The new designation protects:
- 73.2 acres on the Bitter Lake National Wildlife Refuge in New Mexico for Noel’s amphipod, the Roswell springsnail and Koster’s springsnail;
- 2.8 acres that includes both refuge land and land owned by the city of Roswell, N.M., adjacent to the refuge, where Noel’s amphipod and Koster’s springsnail have recently been documented; and
- 61.4 acres in Diamond Y spring complex in Pecos County, Texas, for the Pecos assiminea. This is in addition to 380 acres designated here for the Pecos assiminea in 2005.
It also reduces a critical habitat area that was designated in 2005 in the East Sandia spring complex of Reeves County, Texas, by 13.5 acres, due to more precise mapping of the area that is wet and capable of supporting Pecos assiminea.
The primary threats to all four invertebrates are groundwater pumping and depletion for irrigation as well as potential contamination of the pure water on which they depend. Diamond Y Spring is the last major spring still flowing in Pecos County, the others having been pumped dry. Yet, the area is crisscrossed with oil and gas pipelines, includes nearby brine pits and a gas refinery plant is a mere half-mile away.

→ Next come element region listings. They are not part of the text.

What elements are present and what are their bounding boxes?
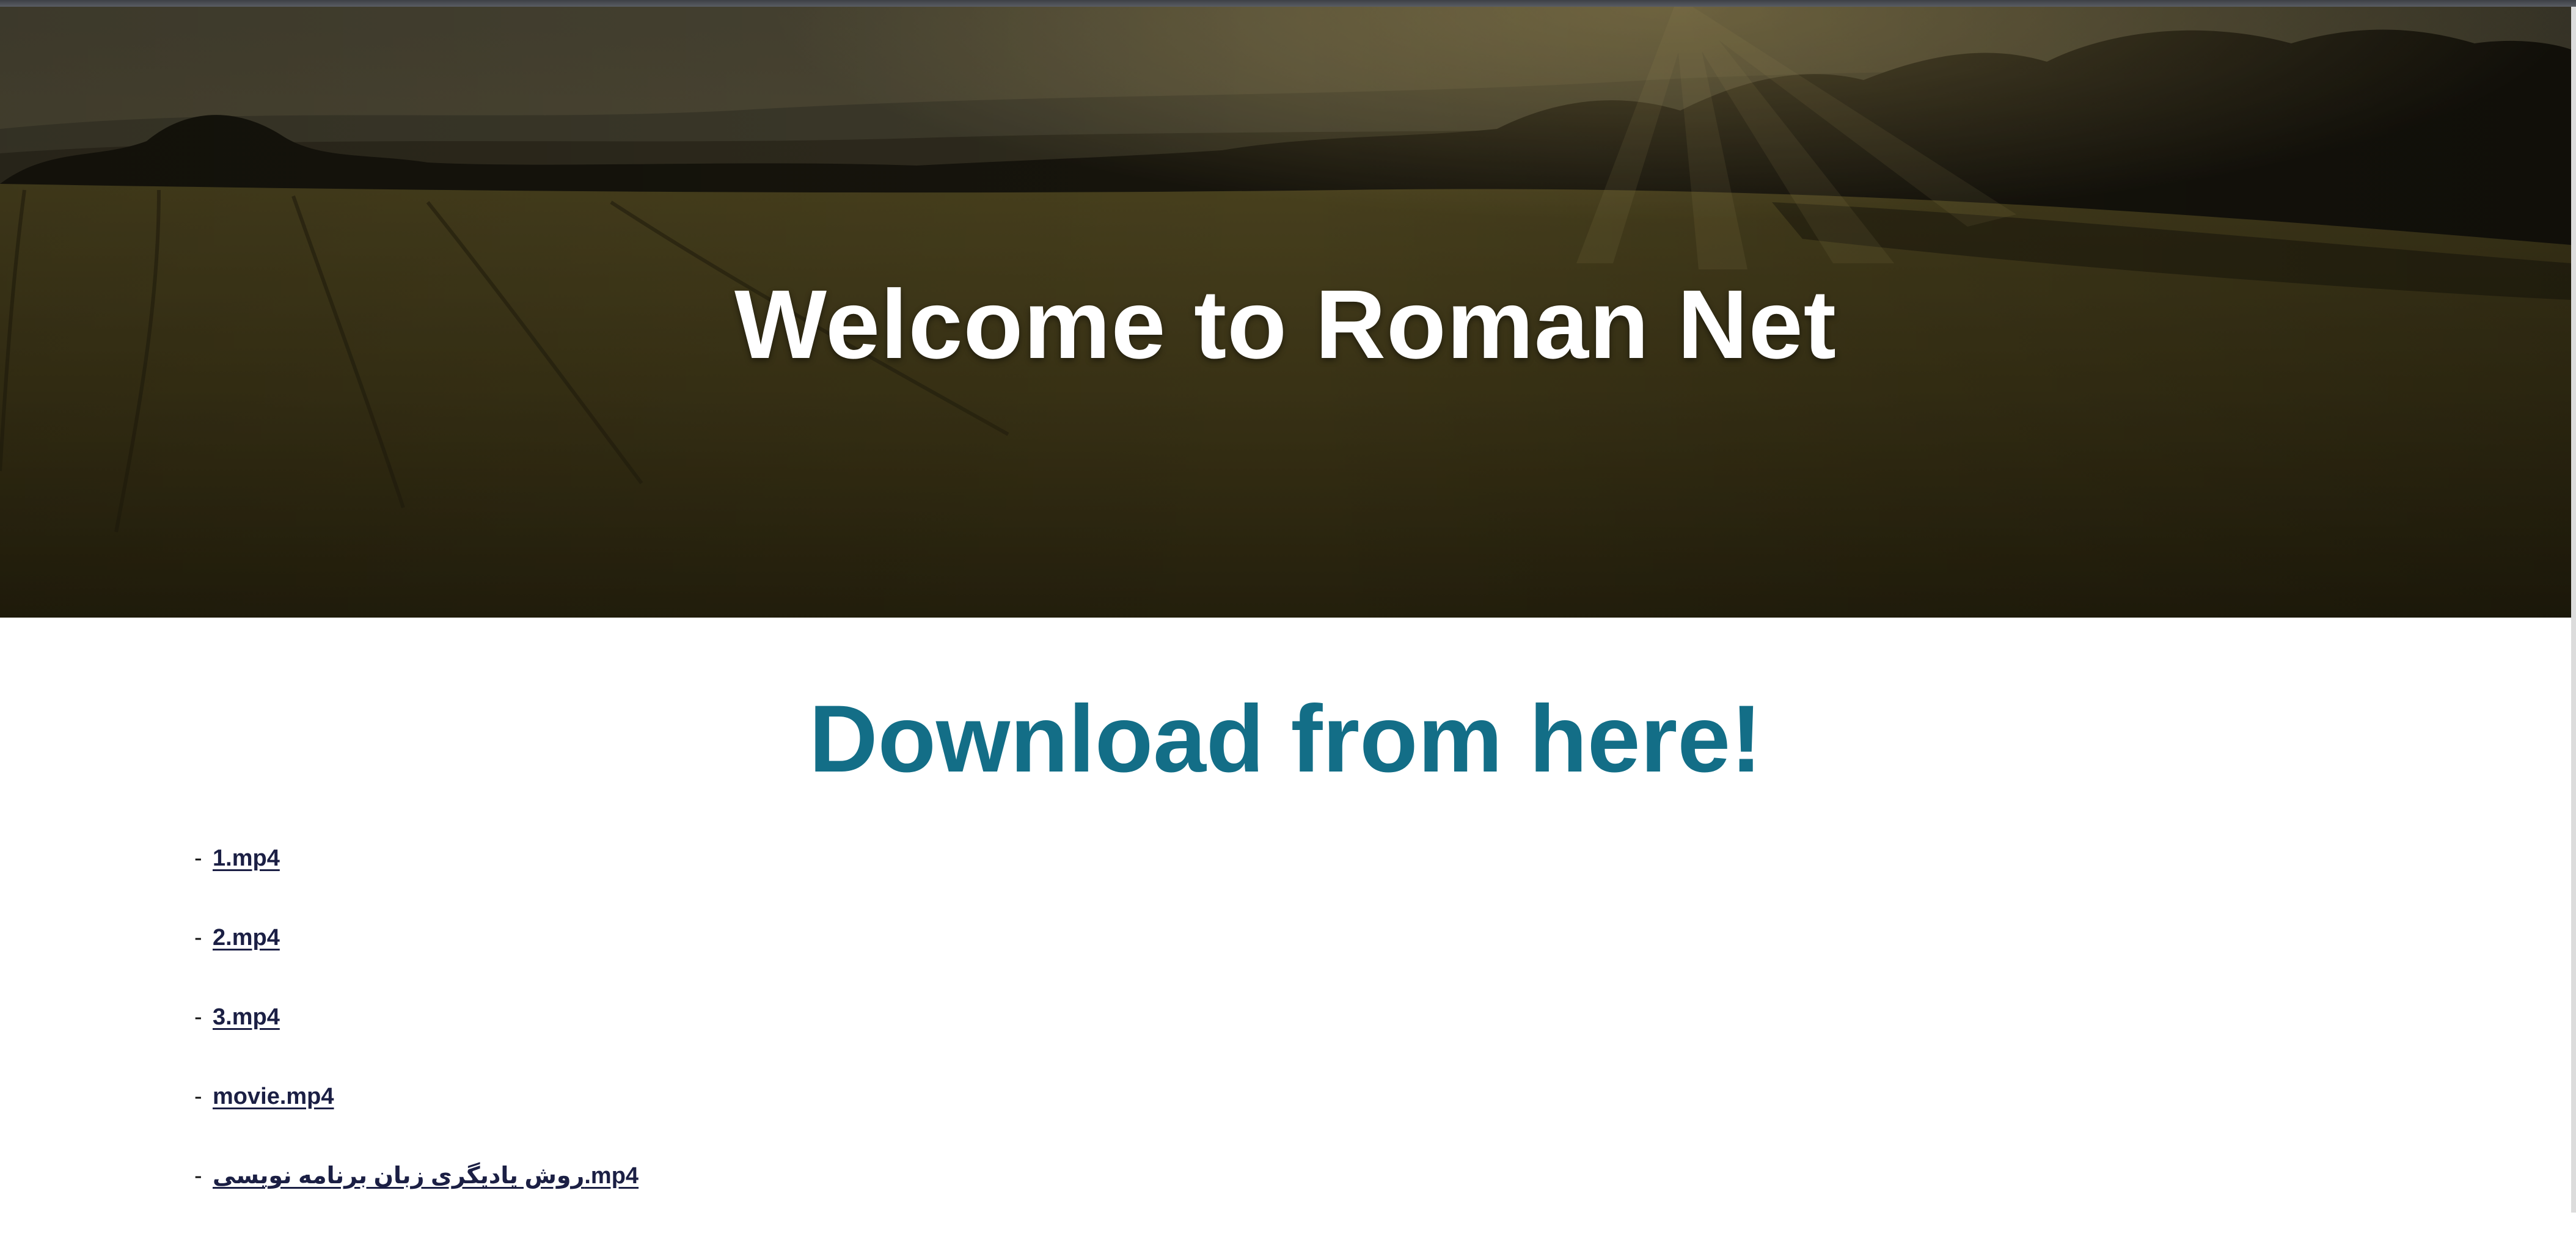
file-link-1-mp4[interactable]: 1.mp4 [213,845,280,871]
list-item: - movie.mp4 [194,1078,639,1158]
browser-top-edge [0,0,2576,7]
file-link-persian-mp4[interactable]: روش یادیگری زبان برنامه نویسی.mp4 [213,1163,639,1189]
list-dash: - [194,845,202,871]
file-link-movie-mp4[interactable]: movie.mp4 [213,1084,334,1109]
file-link-3-mp4[interactable]: 3.mp4 [213,1004,280,1030]
list-dash: - [194,1163,202,1189]
page-right-edge [2571,7,2576,1213]
list-item: - روش یادیگری زبان برنامه نویسی.mp4 [194,1158,639,1237]
list-dash: - [194,1004,202,1030]
list-dash: - [194,925,202,951]
list-item: -1.mp4 [194,840,639,919]
download-file-list: -1.mp4 -2.mp4 -3.mp4 - movie.mp4 - روش یاد… [194,840,639,1237]
file-link-2-mp4[interactable]: 2.mp4 [213,925,280,951]
list-dash: - [194,1084,202,1109]
hero-title: Welcome to Roman Net [734,269,1837,379]
list-item: -3.mp4 [194,999,639,1078]
list-item: -2.mp4 [194,919,639,999]
download-heading: Download from here! [808,686,1763,792]
hero-banner: Welcome to Roman Net [0,7,2571,618]
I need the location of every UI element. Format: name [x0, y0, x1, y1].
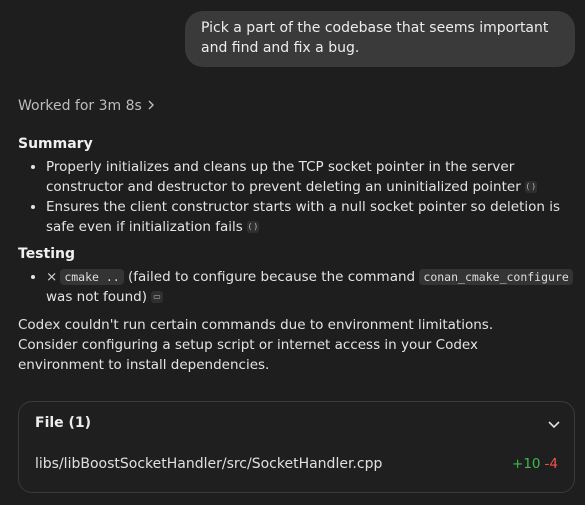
deletions-count: -4: [544, 456, 558, 472]
summary-list: Properly initializes and cleans up the T…: [18, 157, 578, 237]
user-message-bubble: Pick a part of the codebase that seems i…: [185, 11, 575, 67]
testing-item: ×cmake .. (failed to configure because t…: [46, 267, 578, 307]
testing-heading: Testing: [18, 246, 75, 262]
citation-icon[interactable]: ( ): [246, 221, 259, 233]
testing-text-after: was not found): [46, 289, 147, 305]
fail-icon: ×: [46, 269, 58, 285]
file-changes-card: File (1) libs/libBoostSocketHandler/src/…: [18, 401, 575, 493]
failing-command-code: conan_cmake_configure: [419, 269, 573, 285]
file-card-title: File (1): [35, 415, 92, 431]
summary-item-text: Ensures the client constructor starts wi…: [46, 199, 561, 235]
worked-for-toggle[interactable]: Worked for 3m 8s: [18, 98, 156, 114]
summary-item-text: Properly initializes and cleans up the T…: [46, 159, 521, 195]
terminal-icon[interactable]: ▭: [151, 291, 163, 303]
diff-stats: +10 -4: [512, 456, 558, 472]
citation-icon[interactable]: ( ): [524, 181, 537, 193]
chevron-right-icon: [146, 99, 156, 114]
user-message-text: Pick a part of the codebase that seems i…: [201, 20, 549, 56]
worked-for-label: Worked for 3m 8s: [18, 98, 142, 114]
summary-heading: Summary: [18, 136, 93, 152]
summary-item: Properly initializes and cleans up the T…: [46, 157, 578, 197]
assistant-response: Summary Properly initializes and cleans …: [18, 134, 578, 375]
command-code: cmake ..: [60, 269, 124, 285]
chat-page: Pick a part of the codebase that seems i…: [0, 0, 585, 505]
environment-note: Codex couldn't run certain commands due …: [18, 317, 494, 373]
testing-list: ×cmake .. (failed to configure because t…: [18, 267, 578, 307]
summary-item: Ensures the client constructor starts wi…: [46, 197, 578, 237]
additions-count: +10: [512, 456, 541, 472]
chevron-down-icon[interactable]: [546, 416, 562, 432]
testing-text-before: (failed to configure because the command: [128, 269, 416, 285]
file-path-link[interactable]: libs/libBoostSocketHandler/src/SocketHan…: [35, 456, 382, 472]
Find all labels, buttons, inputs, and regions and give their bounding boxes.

Active natural-gas extraction as well as irrigated agriculture and application of fertilizers and pesticides occurs on Bitter Lake National Wildlife Refuge itself, as well as within the watershed that drains into the wetlands on the refuge.
Today’s critical habitat rule states: “Because these invertebrate species are sensitive to contaminants, efforts to clean up pollution after the aquifer has been contaminated may not be sufficient to protect these species and the aquatic habitat on which they depend.”